By one of the entrances, reporters surrounded Paul Johnson, Adams’ last coach. Also in attendance to pay their respects were athletic director Todd Stansbury and new coach Geoff Collins.
The ceremony began at 5:30 p.m. and lasted for a little over an hour. It was emceed by Derrick Moore, the football team’s chaplain. After a brief prayer and reflection, Moore ceded the floor to four speakers who memorialized Adams and his time at Tech. These individuals were Stansbury, assistant athletic director for student-athlete development Leah Thomas, head football trainer Mark Smith and defensive linemen Brentavious Glanton and Kyle Cerge-Henderson.
Each speaker had unique memories of Adams, but a few common themes ran through their remarks. Adams was gregarious and known for his enveloping hugs; his nickname, “Big B,” referred more to his personality than his stature. He was deeply committed to improving his craft as a football player. And as both Glanton and Cerge-Henderson emphasized, he was an outstanding teammate.
Perhaps the most powerful anecdotes came from Thomas and Cerge-Henderson. Thomas told the story of how her young children met Adams at a Tech softball game — a sport Adams fiercely supported — and formed a strong friendship. Adams would chase after foul balls and negotiate with concession stand vendors on the children’s behalf. “He was a teammate to everyone,” Thomas said. That much was made clear by the presence of countless student-athletes, ranging in such diverse sports from cheerleading to women’s club soccer.
Cerge-Henderson told the audience of a bond Adams formed with Cerge-Henderson’s young daughter, bringing her cheese puffs for her birthday each year and promising to do so in perpetuity. Through tears, Cerge-Henderson vowed to keep up that tradition in Adams’ memory.
The ceremony concludes with a rendition of Adams’ favorite Tech tradition: the fight song. Then, football players, coaches and administrators passed by Adams’ family, seated in the first row, to offer them hugs and condolences.
After the ceremony, Geoff Collins entered the press room to answer questions. “We’re all heartbroken as a football family, as an Athletic Association, obviously as a university,” he said. Even in his brief time around Adams, he observed “the love he had for other people [and] the love other people have for him.” Spring practice had been scheduled to start on Tuesday, and in a team meeting, players decided not to push that date back but instead close the first day of practice to the media. In the short term, Collins plans to honor Adams by leaving his chair in the team’s meeting room unoccupied and attaching decals bearing his number to the team’s practice helmets.
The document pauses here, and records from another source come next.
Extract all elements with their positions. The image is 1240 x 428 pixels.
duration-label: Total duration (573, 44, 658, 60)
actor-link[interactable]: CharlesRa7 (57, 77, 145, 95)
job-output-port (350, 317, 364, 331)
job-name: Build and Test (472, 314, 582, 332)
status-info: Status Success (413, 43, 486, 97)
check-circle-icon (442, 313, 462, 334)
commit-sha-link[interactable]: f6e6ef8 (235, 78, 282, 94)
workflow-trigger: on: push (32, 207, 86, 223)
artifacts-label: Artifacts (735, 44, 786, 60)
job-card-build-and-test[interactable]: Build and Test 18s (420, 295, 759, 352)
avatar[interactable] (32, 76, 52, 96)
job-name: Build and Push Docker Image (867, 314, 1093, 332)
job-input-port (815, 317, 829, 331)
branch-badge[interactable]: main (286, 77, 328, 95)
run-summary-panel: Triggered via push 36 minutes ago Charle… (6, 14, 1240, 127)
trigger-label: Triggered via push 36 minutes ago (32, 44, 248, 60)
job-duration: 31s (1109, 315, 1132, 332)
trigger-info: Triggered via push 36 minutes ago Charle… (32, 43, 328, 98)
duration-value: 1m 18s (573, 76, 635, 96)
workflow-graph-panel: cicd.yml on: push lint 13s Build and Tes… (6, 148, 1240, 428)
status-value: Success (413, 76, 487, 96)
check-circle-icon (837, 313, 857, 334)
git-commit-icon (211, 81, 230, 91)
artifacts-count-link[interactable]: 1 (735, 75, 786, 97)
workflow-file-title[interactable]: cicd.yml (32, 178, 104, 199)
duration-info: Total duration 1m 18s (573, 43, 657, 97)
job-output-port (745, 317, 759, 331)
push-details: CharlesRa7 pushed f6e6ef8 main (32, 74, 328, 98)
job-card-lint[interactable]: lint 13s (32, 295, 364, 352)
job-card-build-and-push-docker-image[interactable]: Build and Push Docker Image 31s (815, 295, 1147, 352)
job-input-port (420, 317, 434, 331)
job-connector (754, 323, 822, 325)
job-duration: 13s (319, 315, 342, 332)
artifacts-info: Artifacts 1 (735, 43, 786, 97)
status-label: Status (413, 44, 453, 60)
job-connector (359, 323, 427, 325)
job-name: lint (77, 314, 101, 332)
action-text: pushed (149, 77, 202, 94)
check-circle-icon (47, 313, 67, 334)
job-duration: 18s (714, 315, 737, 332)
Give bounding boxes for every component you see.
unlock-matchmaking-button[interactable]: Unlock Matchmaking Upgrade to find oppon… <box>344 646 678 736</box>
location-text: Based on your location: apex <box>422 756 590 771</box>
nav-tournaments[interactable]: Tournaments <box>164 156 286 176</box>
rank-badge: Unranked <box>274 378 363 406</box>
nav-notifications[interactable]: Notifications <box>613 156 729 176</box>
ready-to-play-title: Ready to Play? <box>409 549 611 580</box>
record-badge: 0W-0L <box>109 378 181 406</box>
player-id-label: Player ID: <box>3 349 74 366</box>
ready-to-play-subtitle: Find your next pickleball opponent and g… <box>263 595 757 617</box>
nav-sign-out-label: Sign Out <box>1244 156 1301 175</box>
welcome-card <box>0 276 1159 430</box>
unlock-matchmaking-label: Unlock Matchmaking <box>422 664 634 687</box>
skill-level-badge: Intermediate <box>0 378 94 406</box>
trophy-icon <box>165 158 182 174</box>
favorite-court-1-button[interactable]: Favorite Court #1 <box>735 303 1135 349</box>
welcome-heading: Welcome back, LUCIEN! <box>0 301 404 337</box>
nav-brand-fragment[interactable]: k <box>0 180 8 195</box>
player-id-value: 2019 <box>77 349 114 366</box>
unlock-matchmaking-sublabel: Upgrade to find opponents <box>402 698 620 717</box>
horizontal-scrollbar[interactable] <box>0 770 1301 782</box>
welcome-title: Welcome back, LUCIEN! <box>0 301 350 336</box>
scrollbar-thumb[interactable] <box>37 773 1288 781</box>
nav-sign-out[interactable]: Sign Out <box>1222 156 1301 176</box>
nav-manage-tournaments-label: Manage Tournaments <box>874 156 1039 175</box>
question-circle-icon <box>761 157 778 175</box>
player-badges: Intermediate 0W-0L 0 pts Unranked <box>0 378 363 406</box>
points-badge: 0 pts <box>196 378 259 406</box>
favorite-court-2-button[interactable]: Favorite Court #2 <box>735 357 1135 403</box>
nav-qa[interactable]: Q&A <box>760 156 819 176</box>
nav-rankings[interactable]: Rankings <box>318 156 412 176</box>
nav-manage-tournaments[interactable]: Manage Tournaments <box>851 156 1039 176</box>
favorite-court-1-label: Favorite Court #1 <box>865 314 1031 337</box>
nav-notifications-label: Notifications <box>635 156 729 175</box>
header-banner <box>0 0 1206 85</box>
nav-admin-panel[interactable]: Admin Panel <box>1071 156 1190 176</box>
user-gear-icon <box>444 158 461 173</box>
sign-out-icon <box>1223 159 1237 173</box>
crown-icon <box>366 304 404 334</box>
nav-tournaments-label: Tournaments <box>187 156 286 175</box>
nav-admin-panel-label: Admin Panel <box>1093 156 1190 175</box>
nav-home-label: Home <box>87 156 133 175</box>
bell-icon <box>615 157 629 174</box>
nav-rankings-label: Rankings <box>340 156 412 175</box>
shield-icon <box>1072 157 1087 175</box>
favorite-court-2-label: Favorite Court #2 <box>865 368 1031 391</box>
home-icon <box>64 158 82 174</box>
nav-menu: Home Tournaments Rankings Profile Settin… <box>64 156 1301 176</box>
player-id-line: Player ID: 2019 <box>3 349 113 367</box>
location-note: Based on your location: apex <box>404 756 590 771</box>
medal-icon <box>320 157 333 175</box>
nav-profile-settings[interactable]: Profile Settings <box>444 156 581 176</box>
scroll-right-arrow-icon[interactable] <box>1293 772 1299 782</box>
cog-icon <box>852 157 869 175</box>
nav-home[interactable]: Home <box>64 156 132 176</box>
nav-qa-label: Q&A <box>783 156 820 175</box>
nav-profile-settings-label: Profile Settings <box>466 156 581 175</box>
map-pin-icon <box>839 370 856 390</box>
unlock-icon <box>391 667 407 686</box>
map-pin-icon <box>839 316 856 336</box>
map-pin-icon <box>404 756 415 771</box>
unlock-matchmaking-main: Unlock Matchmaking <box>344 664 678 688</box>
He added that players had ideas of how best to recognize Adams during the season but that those discussions were for a later date. After all, Tech is more than five months away from its season opener against Clemson.
Brandon Adams was a rising senior defensive lineman. He would have been a member of the team’s 2019 starting lineup. As Glanton once assured a reporter when asked about the team’s depth at defensive line, Adams certainly had a shot at playing football professionally, if he so wished.
But perhaps it is better to remember Adams for what he accomplished. His final home game was an overtime win against rival Virginia Tech. In his last game against Georgia, he recovered a fumble while playing with an injured hand. And in every remark, it was clear how much he was loved and respected by friends, teammates, nutritionists, coaches and everyone else who worked with him.
There will come a time when this section writes about the impact of Adams’ passing on the defensive line, Tech’s run defense and so forth. That time is not today. Today, the worthy subject is the impact of Adams’ passing on the lives of the many people who loved him. That impact is both profound and widespread.